Fiktive Briefe von Langston Hughes

Kunstvoll gelingt es C. A. Davids, diesen Subtext ihres Buches durch eine dritte Ebene zu verstärken: Immer wieder eingeflochten sind in den Text fiktive Briefe des afroamerikanischen Schriftstellers Langston Hughes (1902 – 1967) an einen südafrikanischen Kollegen. Hughes ist die perfekte Projektionsfläche: Hughes, Vertreter der Harlem Renaissance, kämpft gegen Diskriminierung, sieht den Sozialismus, vor allem nach einer Reise in die Sowjetunion, als mögliche, gerechte Staatsform, muss in der McCarthy-Ära vor den berüchtigten Ausschuss und gerät, auch weil er sich von manchen seiner früheren Aussagen distanziert, zwischen alle Stühle und mehr und mehr in die Isolation. Die Korrespondenz mit gleichgesinnten Schriftstellern, die Arbeit an einer Anthologie, das ist es, was Hughes wieder Mut & Leben gibt.

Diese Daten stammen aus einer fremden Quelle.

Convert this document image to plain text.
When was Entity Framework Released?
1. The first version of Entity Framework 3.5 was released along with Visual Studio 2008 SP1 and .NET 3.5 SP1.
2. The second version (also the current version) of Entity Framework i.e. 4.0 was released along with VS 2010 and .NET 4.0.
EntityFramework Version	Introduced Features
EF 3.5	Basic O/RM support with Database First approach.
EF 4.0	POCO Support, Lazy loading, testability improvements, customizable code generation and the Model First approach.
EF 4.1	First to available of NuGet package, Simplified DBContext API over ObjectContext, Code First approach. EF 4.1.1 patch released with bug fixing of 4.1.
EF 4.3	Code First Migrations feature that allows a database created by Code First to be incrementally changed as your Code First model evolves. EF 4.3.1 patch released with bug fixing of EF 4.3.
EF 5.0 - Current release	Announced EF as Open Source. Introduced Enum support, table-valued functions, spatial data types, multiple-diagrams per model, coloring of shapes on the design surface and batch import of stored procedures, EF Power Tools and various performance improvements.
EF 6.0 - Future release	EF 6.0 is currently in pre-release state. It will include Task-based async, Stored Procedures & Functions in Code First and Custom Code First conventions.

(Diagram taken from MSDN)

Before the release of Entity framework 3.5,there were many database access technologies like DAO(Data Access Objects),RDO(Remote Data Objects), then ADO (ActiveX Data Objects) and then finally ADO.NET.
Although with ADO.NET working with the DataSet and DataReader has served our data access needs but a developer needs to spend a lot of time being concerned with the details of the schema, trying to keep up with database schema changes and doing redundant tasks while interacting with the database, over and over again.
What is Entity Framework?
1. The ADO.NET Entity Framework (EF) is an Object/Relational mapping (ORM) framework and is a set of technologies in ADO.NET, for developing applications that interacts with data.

Davids schildert dies alles unspektakulär und dennoch abwechslungsreich – so bekommt jeder Handlungsort, sei es Shanghai, sei es Kapstadt, eine „eigene Sprache“ und Färbung, beispielsweise durch eingestreute Slangwörter. Auf eine falsche Fährte könnte die Ankündigung des Buchs als Politthriller auf der Verlagsseite Leser*innen bringen: Für einen Thriller fehlt etwas der Spannungsbogen. Vielmehr ist „Hoffnung & Revolution“ ein lesenswerter Roman über Kraft (aber auch Ohnmacht) des geschriebenen Wortes. Und ein politischer Roman von hoher Aktualität: Irgendwo steht die Welt immer in Flammen. Und irgendwo braucht es auch immer mutige Einzelne, die dagegen ihre Stimme erheben.


Weitere Informationen:

C. A. Davids
Hoffnung & Revolution
Übersetzt von Susann Urban
Verlag Das Wunderhorn, 2023
Hardcover, 320 Seiten
ISBN 978-3-88423-686-4

Mehr zum Buch und zur Autorin auf der Homepage des Verlags, dem ich für das Rezensionsexemplar danke.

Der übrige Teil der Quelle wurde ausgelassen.